Alle waren viel zu aufgeregt, um zu merken, daß er, wäre er nicht inzwischen
erwachsen geworden, nun mit den Tränen gekämpft hätte.
    »Oh, Wart«, rief Kay, der vergaß, daß er’s mit
seinem Knappen zu tun hatte, und in den vertraulichen Ton ihrer Knabenjahre
zurückfiel. »Was meinst du wohl? Stell dir vor: wir gehn alle nach London, wo
am Neujahrstag ein großes Turnier stattfindet!«
    »Wirklich?«
    »Ja. Und du trägst meinen Schild und meine Lanzen
bei den Tjosten, und ich werd’ sie alle besiegen und ein berühmter Ritter
sein!«
    »Da bin ich ganz froh«, sagte Wart. »Merlin verläßt
uns nämlich.«
    »Ach, Merlin brauchen wir nicht.«
    »Merlin verläßt uns«, wiederholte Wart.
    »Verläßt uns?« fragte Sir Ector. »Wer verläßt wen?

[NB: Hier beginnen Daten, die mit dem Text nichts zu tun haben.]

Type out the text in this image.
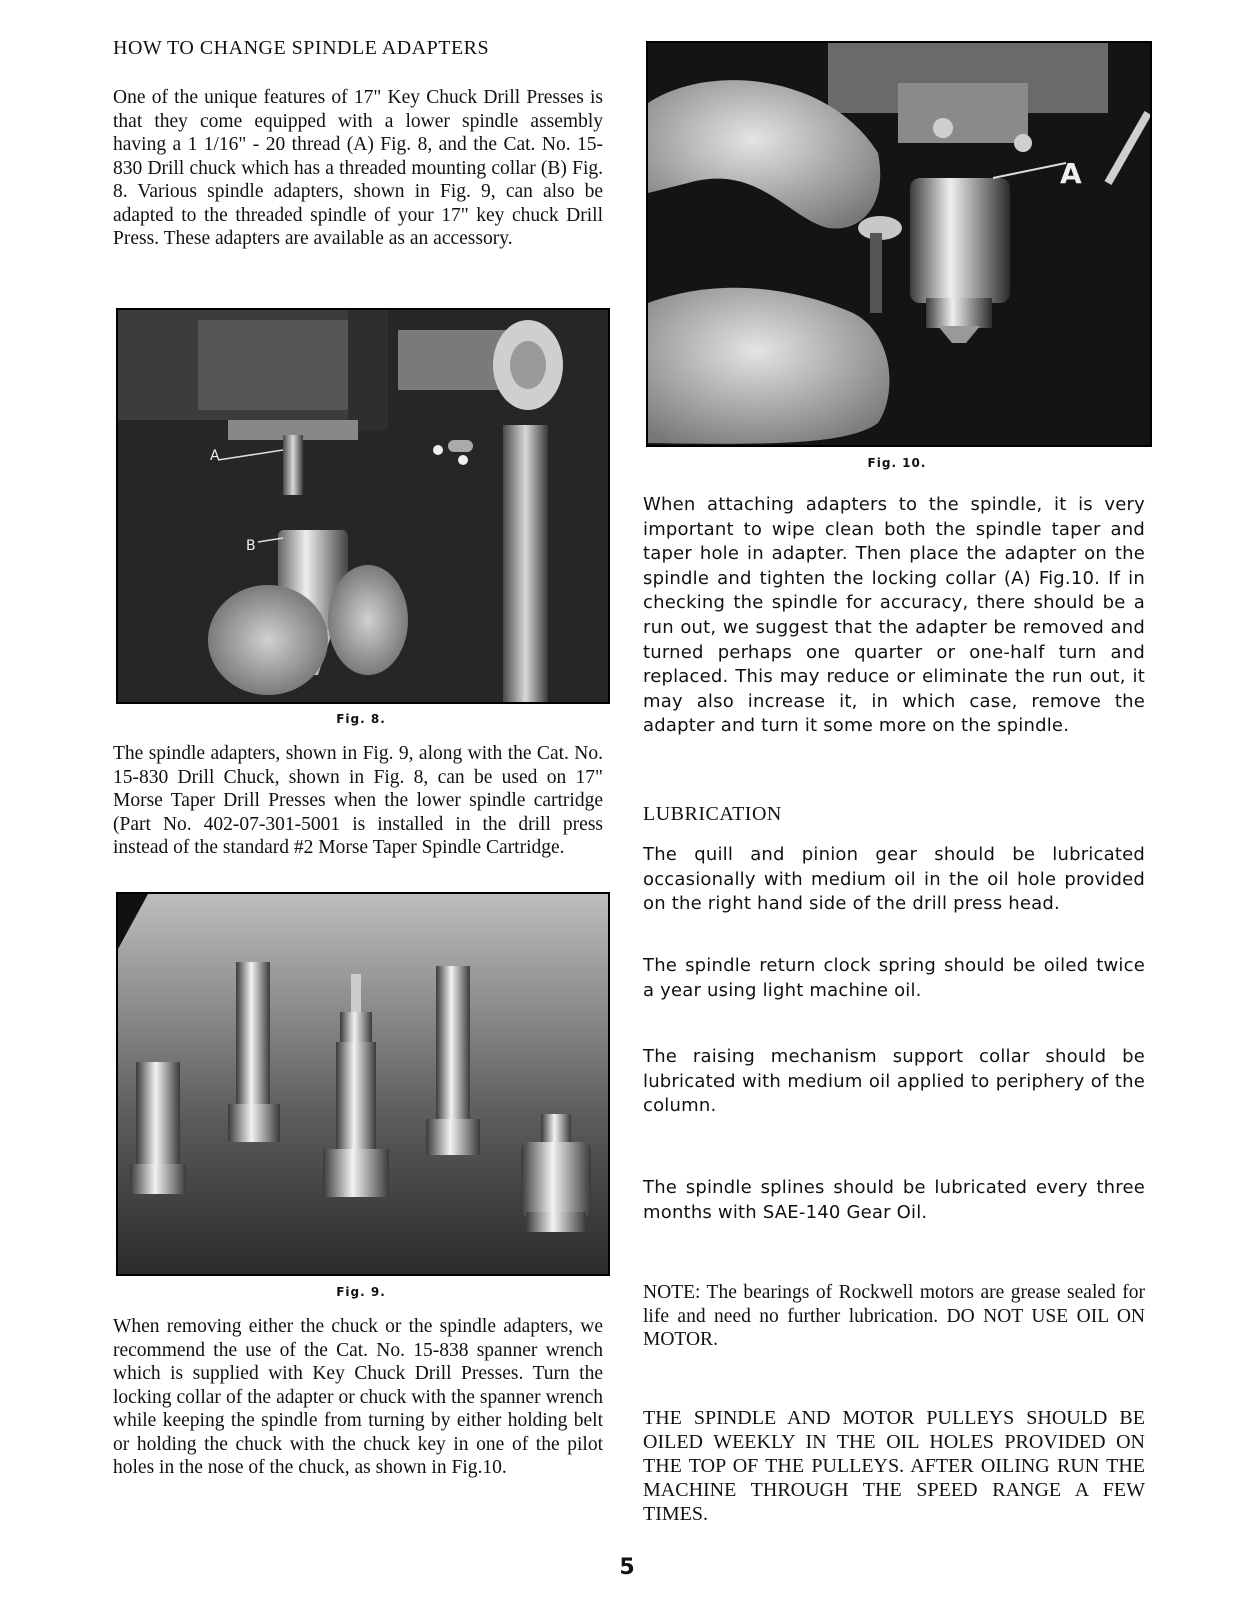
HOW TO CHANGE SPINDLE ADAPTERS
One of the unique features of 17" Key Chuck Drill Presses is that they come equipped with a lower spindle assembly having a 1 1/16" - 20 thread (A) Fig. 8, and the Cat. No. 15-830 Drill chuck which has a threaded mounting collar (B) Fig. 8. Various spindle adapters, shown in Fig. 9, can also be adapted to the threaded spindle of your 17" key chuck Drill Press. These adapters are available as an accessory.
A
B
Fig. 8.
The spindle adapters, shown in Fig. 9, along with the Cat. No. 15-830 Drill Chuck, shown in Fig. 8, can be used on 17" Morse Taper Drill Presses when the lower spindle cartridge (Part No. 402-07-301-5001 is installed in the drill press instead of the standard #2 Morse Taper Spindle Cartridge.
Fig. 9.
When removing either the chuck or the spindle adapters, we recommend the use of the Cat. No. 15-838 spanner wrench which is supplied with Key Chuck Drill Presses. Turn the locking collar of the adapter or chuck with the spanner wrench while keeping the spindle from turning by either holding belt or holding the chuck with the chuck key in one of the pilot holes in the nose of the chuck, as shown in Fig.10.
A
Fig. 10.
When attaching adapters to the spindle, it is very important to wipe clean both the spindle taper and taper hole in adapter. Then place the adapter on the spindle and tighten the locking collar (A) Fig.10. If in checking the spindle for accuracy, there should be a run out, we suggest that the adapter be removed and turned perhaps one quarter or one-half turn and replaced. This may reduce or eliminate the run out, it may also increase it, in which case, remove the adapter and turn it some more on the spindle.
LUBRICATION
The quill and pinion gear should be lubricated occasionally with medium oil in the oil hole provided on the right hand side of the drill press head.
The spindle return clock spring should be oiled twice a year using light machine oil.
The raising mechanism support collar should be lubricated with medium oil applied to periphery of the column.
The spindle splines should be lubricated every three months with SAE-140 Gear Oil.
NOTE: The bearings of Rockwell motors are grease sealed for life and need no further lubrication. DO NOT USE OIL ON MOTOR.
THE SPINDLE AND MOTOR PULLEYS SHOULD BE OILED WEEKLY IN THE OIL HOLES PROVIDED ON THE TOP OF THE PULLEYS. AFTER OILING RUN THE MACHINE THROUGH THE SPEED RANGE A FEW TIMES.
5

Ich denke, wir gehn nach London?«
    »Merlin verläßt den Forest Sauvage.«
    Sir Ector sagte: »Was soll das heißen, Merlin? Ich
versteh’ kein Wort.«
    »Ich bin gekommen, um Lebwohl zu sagen, Sir Ector«,
sagte der alte Zauberer. »Morgen wird mein Schüler Kay zum Ritter geschlagen,
und die Woche darauf wird mein anderer Schüler ihm als Schildknappe folgen. Ich
werde nicht mehr gebraucht – also ist’s an der Zeit, Abschied zu nehmen.«
    »Aber, aber«, sagte Sir Ector, »nun sagt doch so
was nicht! Ihr seid ein phantastisch brauchbarer Knabe, finde ich, auf jedem
Gebiet. Ihr bleibt hier. Werdet halt mein Lehrer, oder Bibliothekar, oder sonst
irgendwas. Laßt jetzt einen alten Mann nicht im Stich, nachdem die Kinder
ausgeflogen sind.«
    »Wir werden uns wiedersehn«, sagte Merlin. »Kein
Grund zur Traurigkeit.«
    »Geht nicht fort«, sagte Kay.
    »Ich muß«, entgegnete der Tutor. »Es waren schöne
Zeiten, als wir jung waren, doch liegt’s in der Natur der Zeit, daß sie
verstreicht. Es gibt viele Dinge in ändern Teilen des Königreichs, denen ich
mich jetzt widmen muß, und ich habe zur Zeit besonders viel zu tun. Komm,
Archimedes: sag den Herrschaften Auf Wiedersehn.«
    »Wiedersehn«, sagte Archimedes zärtlich zu Wart.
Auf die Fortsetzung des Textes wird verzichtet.